For some critical wetland components, processes and benefits or services, there may be insufficient good quality data or information available to be able to determine the natural variation at the time of listing and the limit of acceptable change in a particular wetland feature. Where available information is insufficient to be able to set a limit of acceptable change, a ‘knowledge gap’ may be identified and efforts can be made by site managers to undertake investigations or research, or initiate a targeted monitoring program to provide the required information.

Challenges

The principle or concept of limits of acceptable change is useful, however, the process of defining limits of acceptable change can be challenging for a number of reasons. For example, there may be:

  • insufficient data (for example, inadequate data, data gaps, absence of long-term data), which may mean that limits of acceptable change cannot be set for all parameters;
  • limited understanding of the natural variability of the site including understanding of the natural dynamics, cyclical change and seasonality. This may mean that a comprehensive understanding of site character may not be possible for all sites;
  • limited understanding of ecosystem or species resilience making it difficult to determine what the limits of acceptable change should be; and
  • lack of understanding of what would actually constitute a change in ecological character (even when data is adequate) and therefore what the limit of acceptable change should be.

Updating limits of acceptable change

Limits of acceptable change can be updated as new or more information becomes available to ensure they more accurately reflect the natural variability (or normal range for artificial sites) around the time of listing of critical components, processes and benefits or services of the Ramsar wetland.

If a site has improved or has been restored and is being managed to maintain an improved baseline, it may be appropriate to review and update the limits of acceptable change to ensure they reflect the new baseline.

Exceeding or not meeting limits of acceptable change

Given the challenges with setting limits of acceptable change, exceeding or not meeting limits of acceptable change for any component may not necessarily indicate that there has been a change in ecological character for the whole site.
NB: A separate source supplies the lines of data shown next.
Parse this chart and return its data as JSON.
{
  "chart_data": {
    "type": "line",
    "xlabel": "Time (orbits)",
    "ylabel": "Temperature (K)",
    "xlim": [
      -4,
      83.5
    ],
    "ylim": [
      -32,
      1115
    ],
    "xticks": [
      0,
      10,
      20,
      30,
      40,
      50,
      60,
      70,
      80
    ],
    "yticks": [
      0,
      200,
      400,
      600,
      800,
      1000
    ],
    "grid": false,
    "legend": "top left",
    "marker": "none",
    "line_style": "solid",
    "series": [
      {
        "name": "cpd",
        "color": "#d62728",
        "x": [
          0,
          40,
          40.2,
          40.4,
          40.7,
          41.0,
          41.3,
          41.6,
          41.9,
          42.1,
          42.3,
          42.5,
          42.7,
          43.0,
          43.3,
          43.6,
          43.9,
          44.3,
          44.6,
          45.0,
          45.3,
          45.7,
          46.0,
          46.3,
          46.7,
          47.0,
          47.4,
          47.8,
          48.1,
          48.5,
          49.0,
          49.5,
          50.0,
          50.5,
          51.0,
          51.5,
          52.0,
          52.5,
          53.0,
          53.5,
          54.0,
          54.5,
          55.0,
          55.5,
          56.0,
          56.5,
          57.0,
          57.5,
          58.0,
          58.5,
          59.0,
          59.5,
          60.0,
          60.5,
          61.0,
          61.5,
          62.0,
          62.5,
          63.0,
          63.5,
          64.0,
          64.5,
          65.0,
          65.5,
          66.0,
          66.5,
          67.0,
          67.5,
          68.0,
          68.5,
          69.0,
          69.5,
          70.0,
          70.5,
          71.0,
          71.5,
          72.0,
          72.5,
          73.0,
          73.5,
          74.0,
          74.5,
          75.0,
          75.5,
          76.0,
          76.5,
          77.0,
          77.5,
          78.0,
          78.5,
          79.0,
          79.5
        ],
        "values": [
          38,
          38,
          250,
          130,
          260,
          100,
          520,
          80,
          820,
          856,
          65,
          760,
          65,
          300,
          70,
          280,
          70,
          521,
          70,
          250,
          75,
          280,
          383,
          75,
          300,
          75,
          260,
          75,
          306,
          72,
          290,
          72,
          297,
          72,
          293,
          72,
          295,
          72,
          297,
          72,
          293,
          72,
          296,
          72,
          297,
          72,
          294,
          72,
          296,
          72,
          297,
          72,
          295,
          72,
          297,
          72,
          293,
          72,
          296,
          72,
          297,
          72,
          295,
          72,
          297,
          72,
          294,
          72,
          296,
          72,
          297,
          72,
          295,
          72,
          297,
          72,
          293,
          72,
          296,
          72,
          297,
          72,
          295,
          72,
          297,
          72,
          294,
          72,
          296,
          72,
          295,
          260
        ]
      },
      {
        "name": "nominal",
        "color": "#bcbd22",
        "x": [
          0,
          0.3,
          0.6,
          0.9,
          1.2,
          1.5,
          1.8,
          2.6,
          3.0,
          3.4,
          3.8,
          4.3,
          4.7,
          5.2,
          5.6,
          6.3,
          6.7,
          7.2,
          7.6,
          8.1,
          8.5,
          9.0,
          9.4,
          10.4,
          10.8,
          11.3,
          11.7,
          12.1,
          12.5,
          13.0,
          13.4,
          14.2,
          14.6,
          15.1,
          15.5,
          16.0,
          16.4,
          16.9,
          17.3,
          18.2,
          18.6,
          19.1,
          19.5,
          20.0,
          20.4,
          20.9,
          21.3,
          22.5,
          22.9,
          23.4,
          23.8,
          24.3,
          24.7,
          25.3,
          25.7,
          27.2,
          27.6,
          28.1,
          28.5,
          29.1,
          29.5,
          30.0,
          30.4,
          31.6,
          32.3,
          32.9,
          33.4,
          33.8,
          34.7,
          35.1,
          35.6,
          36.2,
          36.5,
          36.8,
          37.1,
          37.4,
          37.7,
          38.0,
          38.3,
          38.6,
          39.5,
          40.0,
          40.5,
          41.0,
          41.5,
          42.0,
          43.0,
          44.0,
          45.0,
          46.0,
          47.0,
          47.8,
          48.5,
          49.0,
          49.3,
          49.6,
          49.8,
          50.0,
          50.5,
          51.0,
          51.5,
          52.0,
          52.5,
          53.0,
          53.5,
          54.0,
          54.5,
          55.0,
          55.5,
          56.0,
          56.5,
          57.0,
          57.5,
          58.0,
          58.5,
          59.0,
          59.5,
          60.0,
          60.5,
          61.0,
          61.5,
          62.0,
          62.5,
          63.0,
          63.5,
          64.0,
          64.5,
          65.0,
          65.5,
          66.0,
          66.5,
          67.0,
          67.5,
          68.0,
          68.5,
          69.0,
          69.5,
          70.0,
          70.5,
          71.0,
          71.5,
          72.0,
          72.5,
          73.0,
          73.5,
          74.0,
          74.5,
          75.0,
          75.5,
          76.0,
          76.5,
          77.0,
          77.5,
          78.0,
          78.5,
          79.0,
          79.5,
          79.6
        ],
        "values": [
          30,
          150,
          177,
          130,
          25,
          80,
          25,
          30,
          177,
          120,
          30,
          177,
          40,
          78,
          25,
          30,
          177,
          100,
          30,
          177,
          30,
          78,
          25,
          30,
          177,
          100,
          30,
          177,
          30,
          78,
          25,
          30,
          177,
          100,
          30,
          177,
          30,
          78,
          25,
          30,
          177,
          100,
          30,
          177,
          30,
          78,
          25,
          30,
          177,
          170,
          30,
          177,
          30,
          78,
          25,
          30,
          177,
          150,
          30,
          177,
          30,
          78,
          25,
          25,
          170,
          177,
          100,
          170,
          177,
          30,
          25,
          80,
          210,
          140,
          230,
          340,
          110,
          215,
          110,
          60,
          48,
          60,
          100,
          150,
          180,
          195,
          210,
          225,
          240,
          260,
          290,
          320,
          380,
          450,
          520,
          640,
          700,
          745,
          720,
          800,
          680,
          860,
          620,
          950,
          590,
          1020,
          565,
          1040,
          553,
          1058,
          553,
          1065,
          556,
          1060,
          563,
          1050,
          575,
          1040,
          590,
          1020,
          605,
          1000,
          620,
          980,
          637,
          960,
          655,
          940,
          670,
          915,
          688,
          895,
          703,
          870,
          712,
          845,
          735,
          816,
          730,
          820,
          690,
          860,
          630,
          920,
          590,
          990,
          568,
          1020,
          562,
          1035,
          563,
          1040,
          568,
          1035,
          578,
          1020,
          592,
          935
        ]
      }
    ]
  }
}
However, when a limit of acceptable change is not met or has been exceeded this may require investigation to determine whether there has been a change in ecological character within the meaning of the Ramsar Convention.

References

1 The Ramsar Convention is an intergovernmental treaty that provides the framework for national action and international cooperation for the conservation and wise use of wetlands and their resources.

2 The phrase "in the context of sustainable development" is intended to recognize that whilst some wetland development is inevitable and that many developments have important benefits to society, developments can be facilitated in sustainable ways by approaches elaborated under the Convention, and it is not appropriate to imply that 'development' is an objective for every wetland.

3 Wise use was redefined in 2005; Resolution IX.1 Annex A

4 at the time of designation as a Ramsar Wetland of International Importance (Resolution VI.1 Annex Para 2.1)

Department of the Environment, Water, Heritage and the Arts (2008). National Framework and Guidance for Describing the Ecological Character of Australia's Ramsar Wetlands. Module 2 of the National Guidelines for Ramsar Wetlands—Implementing the Ramsar Convention in Australia. Australian Government Department of the Environment, Water, Heritage and the Arts, Canberra.

Phillips B (2006). Critique of the Framework for describing the ecological character of Ramsar Wetlands (Department of Sustainability and Environment, Victoria, 2005) based on its application at three Ramsar sites: Ashmore Reed National Nature Reserve, the Coral Sea Reserves (Coringa-Herald and Lihou Reefs and Cays), and Elizabeth and Middleton Reefs Marine National Nature Reserve. Mainstream Environmental Consulting Pty Ltd, Waramanga ACT.